So many things running through my crazy head this morning... Like did I take all my meds? Yes, of course. Did I bring my big water bottle? Yep, sitting right here beside me. Will they remember to thaw our embryos today? Pretty sure they've done this before.
I'm not as freaked out about the full bladder ordeal (you have to arrive with a full bladder for the procedure) this time, but it still makes me a little nervous. I have been running to the bathroom like every 30 minutes the last couple of weeks, so I have purposely tried NOT to drink a lot of water this morning. I'll save the chugging for go-time. It's weird though because at all my "normal" ultrasounds, they send you in a room to change and tell you to empty your bladder. So today I will have to also go into a room to change - that has a toilet - but I'm NOT allowed to pee. When your bladder is about to burst and there's a toilet in front of you and your pants are off, you literally have to repeat to yourself over and over, "don't pee, don't pee, don't pee." Well, at least I do.

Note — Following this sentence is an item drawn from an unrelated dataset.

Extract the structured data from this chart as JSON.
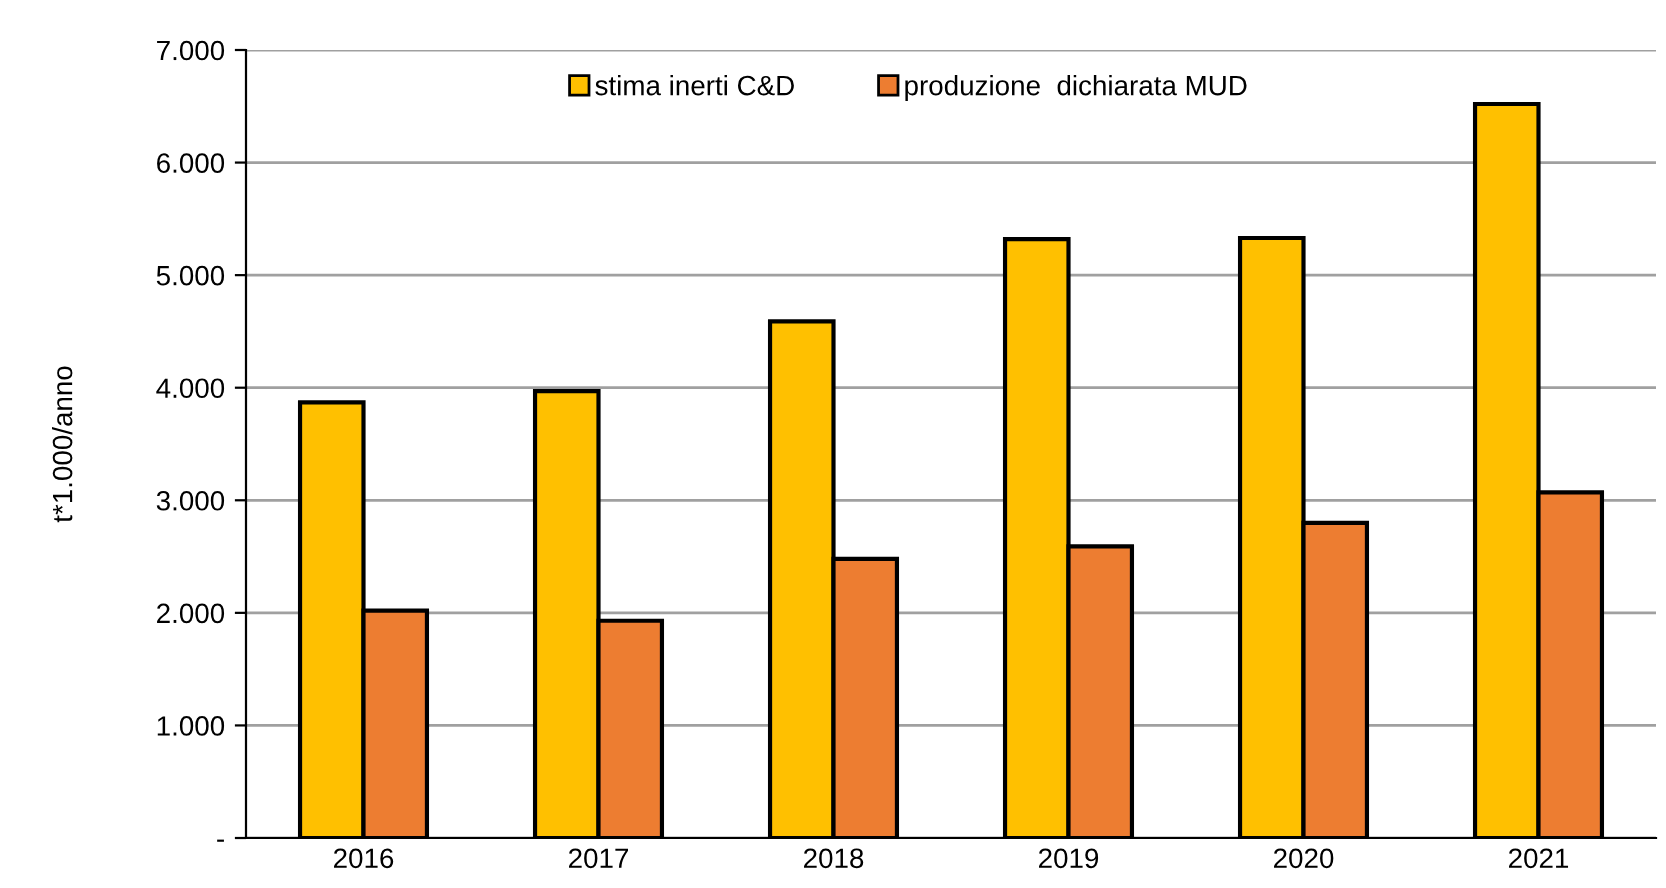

Anyway, aside from those silly anxieties, we are SUPER excited for today! I feel great about it and my stomach is all in knots (in a good way). I cannot wait to see our babe(s) on screen! Still not sure how many we're transferring... it will be a game time decision based on the quality of the embryos. Just praying for wisdom that we make the right decisions along with our doctor.
We will be recording whatever we can of the transfer, so I'll be back at some point to post the video and of course, a pic of the embryo(s)! Thanks so very much for all the sweet comments, tweets, emails, phone calls, and prayers - I appreciate every single one SO much!